Board member Gilmore Bray questioned if the Dr. Prowda methodology was still accurate, and if it was time to review it.

“There are other enrollment professionals out there,” Ms. Essman said.

“It’s been five years, and I personally don’t feel the outer years are correct,” Mr. Bray said. “I just think they’re incorrect.”

“I think you should look at them,” Ms. Essman said.

SAT scores

Dr. Charles Smith, assistant superintendent, also made a presentation to the board on the topic of standardized testing, including the SAT.

Dr. Smith stressed that the scores are “only a snapshot of a student’s performance.”

“These tests do not measure the day-to-day performance of each student,” he said.

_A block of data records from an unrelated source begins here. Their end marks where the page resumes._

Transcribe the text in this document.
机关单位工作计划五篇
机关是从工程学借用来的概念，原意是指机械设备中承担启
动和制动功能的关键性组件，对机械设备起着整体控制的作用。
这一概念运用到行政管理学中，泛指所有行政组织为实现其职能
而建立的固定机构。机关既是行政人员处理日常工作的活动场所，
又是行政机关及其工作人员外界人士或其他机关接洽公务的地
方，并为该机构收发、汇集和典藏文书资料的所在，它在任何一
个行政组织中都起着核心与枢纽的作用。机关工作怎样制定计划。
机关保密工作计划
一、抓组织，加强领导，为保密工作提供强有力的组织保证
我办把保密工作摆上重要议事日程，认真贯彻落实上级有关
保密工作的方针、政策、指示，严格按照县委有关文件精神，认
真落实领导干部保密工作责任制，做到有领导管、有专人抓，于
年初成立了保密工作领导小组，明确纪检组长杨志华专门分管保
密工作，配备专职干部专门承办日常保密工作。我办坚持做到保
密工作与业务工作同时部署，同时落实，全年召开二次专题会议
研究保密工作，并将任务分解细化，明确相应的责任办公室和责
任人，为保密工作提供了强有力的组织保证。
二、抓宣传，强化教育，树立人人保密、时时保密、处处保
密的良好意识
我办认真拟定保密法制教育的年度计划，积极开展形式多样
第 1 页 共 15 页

He also said that artistic, athletic, leadership, and interpersonal skills, and “the whole child,” aren’t taken into account.

The tests, however, provide some insight into a student’s strengths and weaknesses.

On a lighter note, in the introduction to the meeting, Board of Education chairman Bruce Likly smiled at the thought of an uninterrupted Halloween for students.

“I’d like to thank the weather gods,” he said as a nod to the wicked weather that had impacted celebrations over the past two years.

The next Board of Education meeting will be on Tuesday, Nov. 12, in the Wilton High School professional library.